The mission therefore is to make classical music accessible to all with the help of new technologies. This is what already are a number of theaters, concert halls and opera … In the United States, the most advanced on this issue, have launched many projects in recent years, since some have materialized.
The former director of the Opera San Diego , William Stensrud , wants to revolutionize the world of classic, short for it at its loss by refusing to move with the times. Desperate by the pessimism in his opera about the future of classical music, he left the opera in 2009, and launched his project: InstantEncore
William Stensrud wants to go further: “It will soon be subtitles, with, measure by measure, the music score. “ This last option is the one that poses the greatest problem for the supporters because of antis-technology requires the use of Smartphone during the show or opera.
The seats reserved for twittos
The idea to consult your phone in a room dedicated to classical music is one of the most sensitive points of the debate. Yet last idea launched in a few large institutions operating on this principle. Seats reserved for tweeter
In exchange for a free ticket to watch a play, a concert or an opera, the viewer must live-tweet the evening. One way to make the promotion more or less large scale. And as these are installed on twittos special seats, they do not interfere with the general public. In France, the Strasbourg National Theatre had shown interest and comic opera held a first live-tweet evening of November 13 for opening season.
Other ideas, sometimes materialized ( Santa Fe in particular), we also find the listing of subtitles on the back of the seat in front from you. This will not bend his neck to follow an opera, or simply to access subtitles, since according to the places, the viewer does not always see the screen placed on top or sides of the scene
The Van Beethoven
Another initiative that comes from the United States. Van Beethoven. A truckload of bringing classical music to all the people of Los Angeles that have no access to ordinary. Just enter in a van, to properly install and put on eyes for a Oculus Rift (a tool that allows you to see virtual reality).
The device connects to a application launched by the Los Angeles Philharmonic Orchestra and allows the visitor to see a concert, but also see behind the musicians, closely observe the gestures of the conductor … The sound changes depending the image so if the tester in the van decides to get behind the drums, he will no longer hear much …

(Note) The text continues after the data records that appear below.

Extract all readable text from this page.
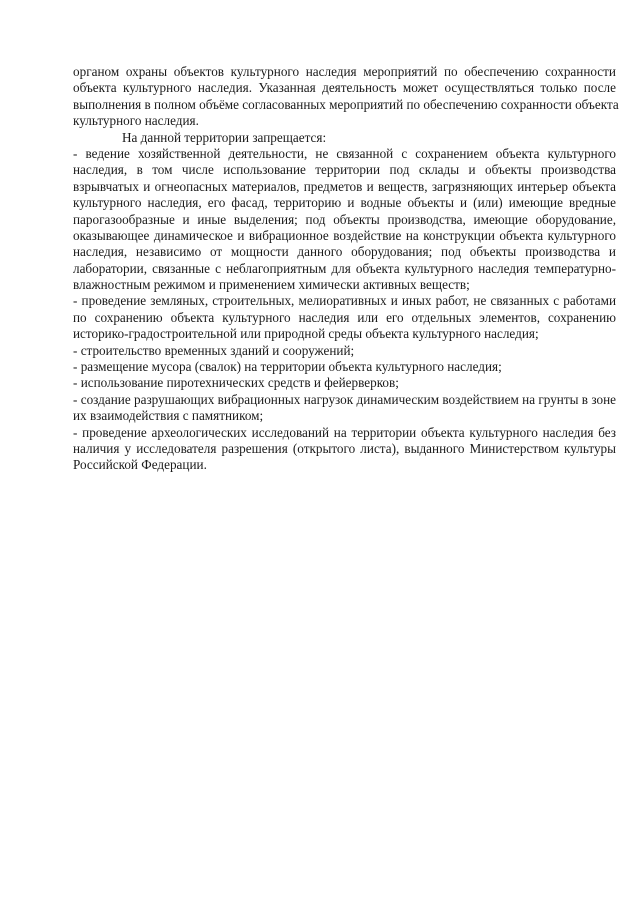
органом охраны объектов культурного наследия мероприятий по обеспечению сохранности
объекта культурного наследия. Указанная деятельность может осуществляться только после
выполнения в полном объёме согласованных мероприятий по обеспечению сохранности объекта
культурного наследия.
На данной территории запрещается:
- ведение хозяйственной деятельности, не связанной с сохранением объекта культурного
наследия, в том числе использование территории под склады и объекты производства
взрывчатых и огнеопасных материалов, предметов и веществ, загрязняющих интерьер объекта
культурного наследия, его фасад, территорию и водные объекты и (или) имеющие вредные
парогазообразные и иные выделения; под объекты производства, имеющие оборудование,
оказывающее динамическое и вибрационное воздействие на конструкции объекта культурного
наследия, независимо от мощности данного оборудования; под объекты производства и
лаборатории, связанные с неблагоприятным для объекта культурного наследия температурно-
влажностным режимом и применением химически активных веществ;
- проведение земляных, строительных, мелиоративных и иных работ, не связанных с работами
по сохранению объекта культурного наследия или его отдельных элементов, сохранению
историко-градостроительной или природной среды объекта культурного наследия;
- строительство временных зданий и сооружений;
- размещение мусора (свалок) на территории объекта культурного наследия;
- использование пиротехнических средств и фейерверков;
- создание разрушающих вибрационных нагрузок динамическим воздействием на грунты в зоне
их взаимодействия с памятником;
- проведение археологических исследований на территории объекта культурного наследия без
наличия у исследователя разрешения (открытого листа), выданного Министерством культуры
Российской Федерации.
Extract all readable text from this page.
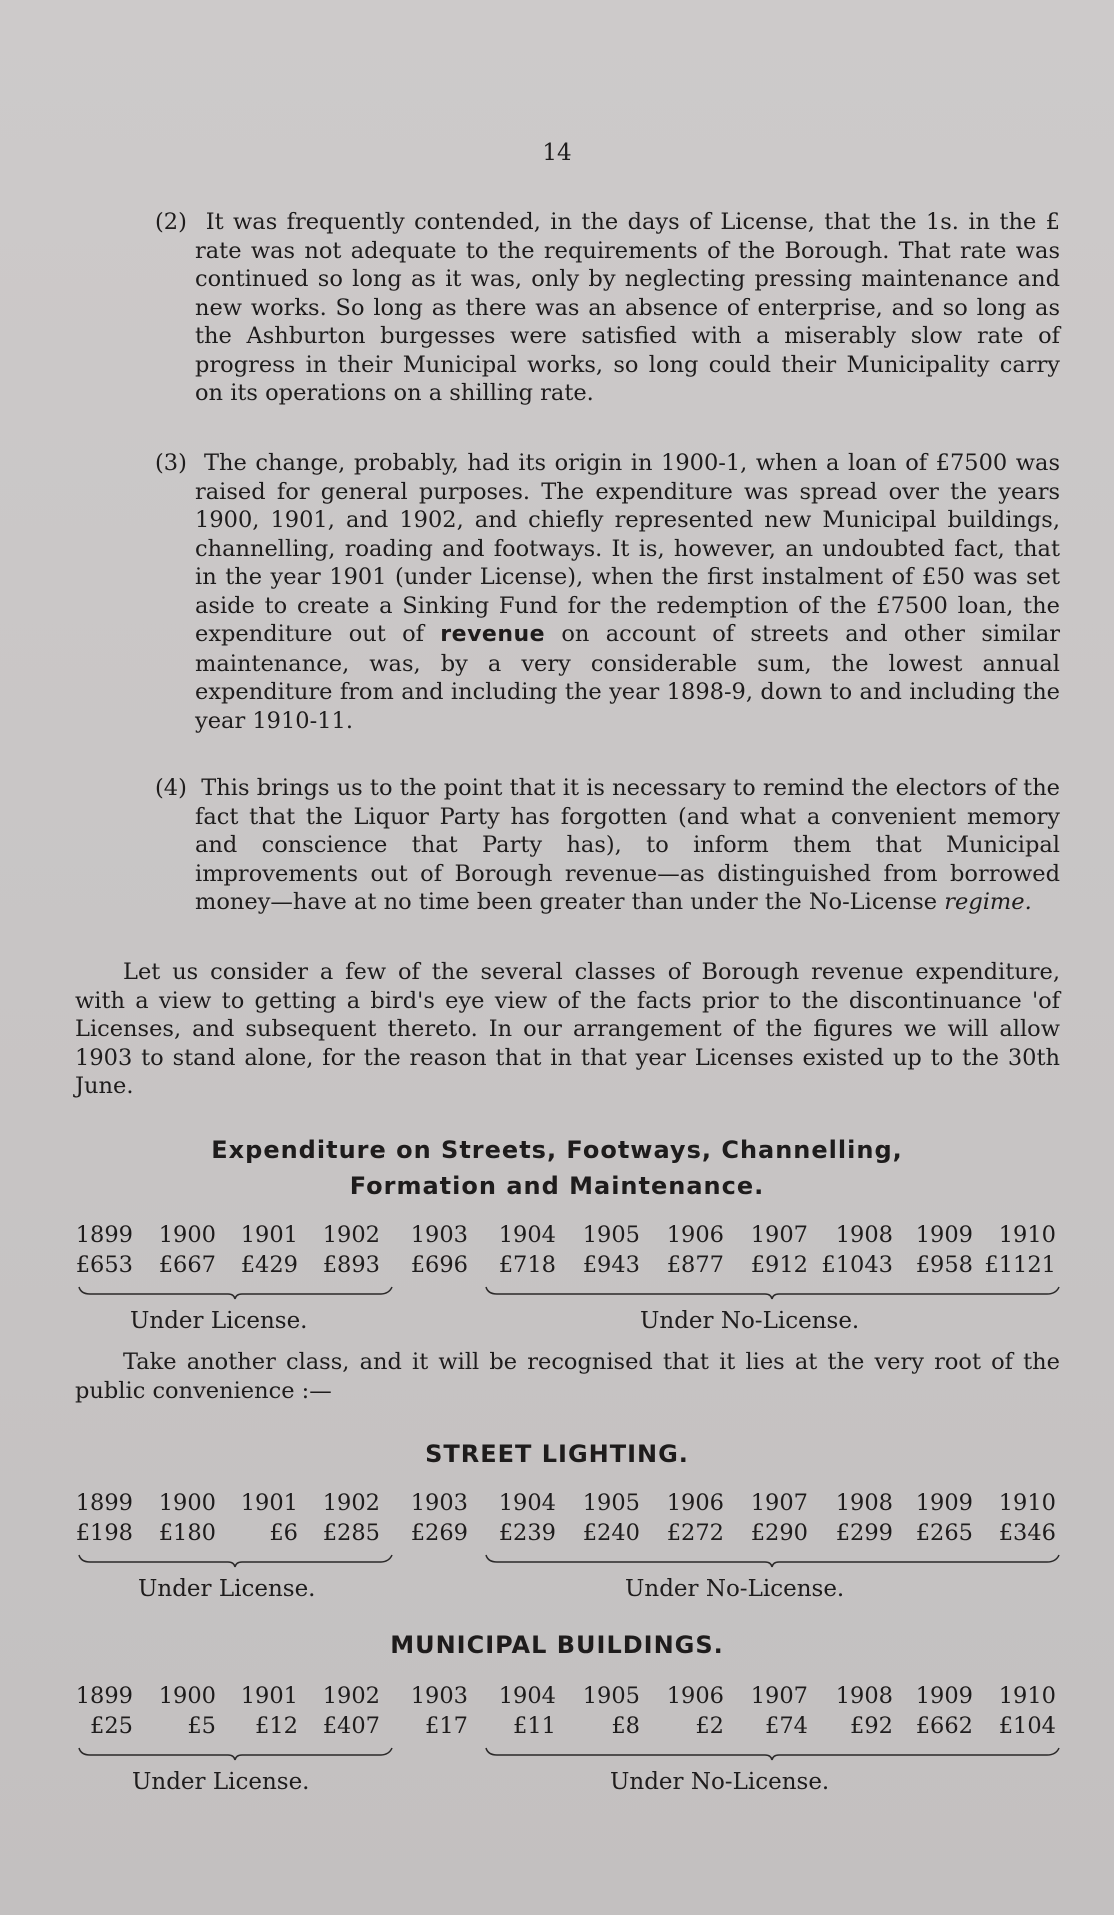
14

(2) It was frequently contended, in the days of License, that the 1s. in the £ rate was not adequate to the requirements of the Borough. That rate was continued so long as it was, only by neglecting pressing maintenance and new works. So long as there was an absence of enterprise, and so long as the Ashburton burgesses were satisfied with a miserably slow rate of progress in their Municipal works, so long could their Municipality carry on its operations on a shilling rate.

(3) The change, probably, had its origin in 1900-1, when a loan of £7500 was raised for general purposes. The expenditure was spread over the years 1900, 1901, and 1902, and chiefly represented new Municipal buildings, channelling, roading and footways. It is, however, an undoubted fact, that in the year 1901 (under License), when the first instalment of £50 was set aside to create a Sinking Fund for the redemption of the £7500 loan, the expenditure out of revenue on account of streets and other similar maintenance, was, by a very considerable sum, the lowest annual expenditure from and including the year 1898-9, down to and including the year 1910-11.

(4) This brings us to the point that it is necessary to remind the electors of the fact that the Liquor Party has forgotten (and what a convenient memory and conscience that Party has), to inform them that Municipal improvements out of Borough revenue—as distinguished from borrowed money—have at no time been greater than under the No-License regime.

Let us consider a few of the several classes of Borough revenue expenditure, with a view to getting a bird's eye view of the facts prior to the discontinuance 'of Licenses, and subsequent thereto. In our arrangement of the figures we will allow 1903 to stand alone, for the reason that in that year Licenses existed up to the 30th June.

Expenditure on Streets, Footways, Channelling,

Formation and Maintenance.

1899	1900	1901	1902	1903	1904	1905	1906	1907	1908	1909	1910
£653	£667	£429	£893	£696	£718	£943	£877	£912 £1043	£958 £1121
Under License.	Under No-License.

Take another class, and it will be recognised that it lies at the very root of the public convenience :—

STREET LIGHTING.

1899	1900	1901	1902	1903	1904	1905	1906	1907	1908	1909	1910
£198	£180	£6	£285	£269	£239	£240	£272	£290	£299	£265	£346
Under License.	Under No-License.

MUNICIPAL BUILDINGS.

1899	1900	1901	1902	1903	1904	1905	1906	1907	1908	1909	1910
£25	£5	£12	£407	£17	£11	£8	£2	£74	£92	£662	£104
Under License.	Under No-License.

In this same idea, there are many concerts (and this time there are in France), offering to be seen from different angles using a multi-camera system. Then just log in and change the viewing angles to enjoy video (and sound!). The Insula Orchestra and chamber choir Accentus, under the baton of Laurence Equilbey , were able to test this technology during the last year a concert at the Philharmonie de Paris . The evening was broadcast on Medici.Tv but the curious might also enjoy the concert on the web, and live the experience differently through different angles.
Finally, one last point divides skeptics Digital: the sound of concerts. “Young people do not like classical concert halls … They would not go unless the music is amplified. “ The words of British composer Jonathan Harvey , 71, calling for more modernity in the halls, it may be the sound of it.
background music for orchestras, yes, but not anyhow, anywhere, especially not with any music. The young chef Maxime Pascal (winner of the Salzburg Prize in 2013), like sound to a whole The Balcony , and for good reason: “Some partitions contain sometimes interpretive gestures that belong to unknown technical at the time of their writing. This is the case for the Italian composer Salvatore Sciarrino, whose music sounds much better if it is wired for sound. “
The actors of all these ideas and all these projects do not appear only fun gadgets and technologies could be their main objective want to “save” classical music, ie interested audiences who do not usually take an interest in classic, break the codes and make accessible a world they admire and respect.